So, last night as I was walking home from a movie night with friends after a full day of studying I thought of something. I saw a father walking with his two children toss his cigarette aside without putting it out. Let's, for a second, ignore my issues with the whole "smoking around children" thing and focus on what it actually made me think of. He didn't step on it or throw water over it or anything. For a second I was really confused. If he didn't put that out completely he ran the risk of starting a fire right there on the sidewalk. Didn't he?
Well, maybe not. I live in the boring, icky part of California. It's hot nice months out of the twelve and always dry. It's dry heat and dry cold. Basically, it sucks. And everything is flammable. You know all those fires on the highway in LA? Well, I'm fairly certain that 99% of them start because careless people decide to throw their still lit cigarettes out of their car windows. But Aberdeen is definitely not as dry as where I live. It's wet and rainy twelve out of twelve months so...would he be completely wrong not to put out his cigarette? I'm not sure anymore. He's wrong on the account that he's littering, but he probably wouldn't have started a fire on the sidewalk. I do know that if he ever goes to California he might inadvertently start a fire. Lesson of the day: Put out your cigarettes and dispose of them in an appropriate manner.
These are the things I think about when studying. Anywho, I did my usual 6 hours of studying this morning.
7 days until the English exam (that's one week!!!!)
8 days until the Pyschology exam
"We all can lip read.
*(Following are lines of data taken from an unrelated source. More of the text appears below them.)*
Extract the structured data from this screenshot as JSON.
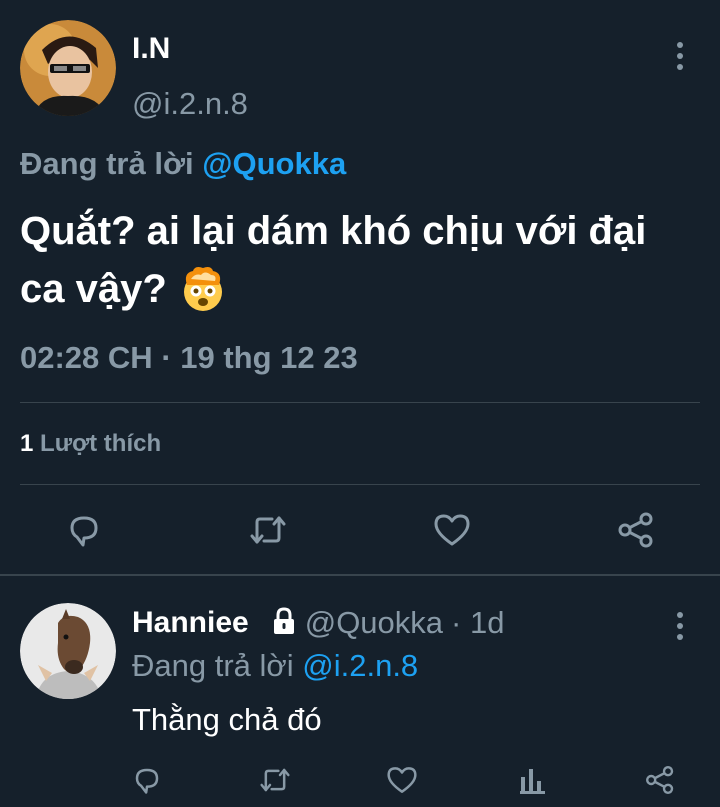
{
  "main_tweet": {
    "author_name": "I.N",
    "author_handle": "@i.2.n.8",
    "replying_prefix": "Đang trả lời",
    "replying_to": "@Quokka",
    "text_line1": "Quắt? ai lại dám khó chịu với đại",
    "text_line2": "ca vậy?",
    "emoji": "🤯",
    "time": "02:28 CH",
    "separator": "·",
    "date": "19 thg 12 23",
    "likes_count": "1",
    "likes_label": "Lượt thích"
  },
  "reply_tweet": {
    "author_name": "Hanniee",
    "author_handle": "@Quokka",
    "age": "· 1d",
    "replying_prefix": "Đang trả lời",
    "replying_to": "@i.2.n.8",
    "text": "Thằng chả đó"
  },
  "icons": {
    "action_bar": [
      "reply-icon",
      "retweet-icon",
      "like-icon",
      "share-icon"
    ],
    "reply_actions": [
      "reply-icon",
      "retweet-icon",
      "like-icon",
      "analytics-icon",
      "share-icon"
    ]
  },
  "colors": {
    "background": "#15202b",
    "accent": "#1da1f2",
    "muted": "#8899a6",
    "divider": "#38444d"
  }
}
We may not think we can, but we do. In fact, we do it everyday as a tool to use when processing speech. We use a lot of tools to help in speech processing and there is evidence to suggest that we also use the visual as well. The evidence is in the McGurk effect. The McGurk effect is, basically, when you hear something when watching the person and something different when you're not watching the person. If you watch someone saying "ga ga" you will hear "ga ga", but if you don't watch them you will hear "ba ba". Visual information helps so much with processing speech when it is muffled or deteriorated in any way. We don't depend solely on visual information to understand speech, but it is a useful tool."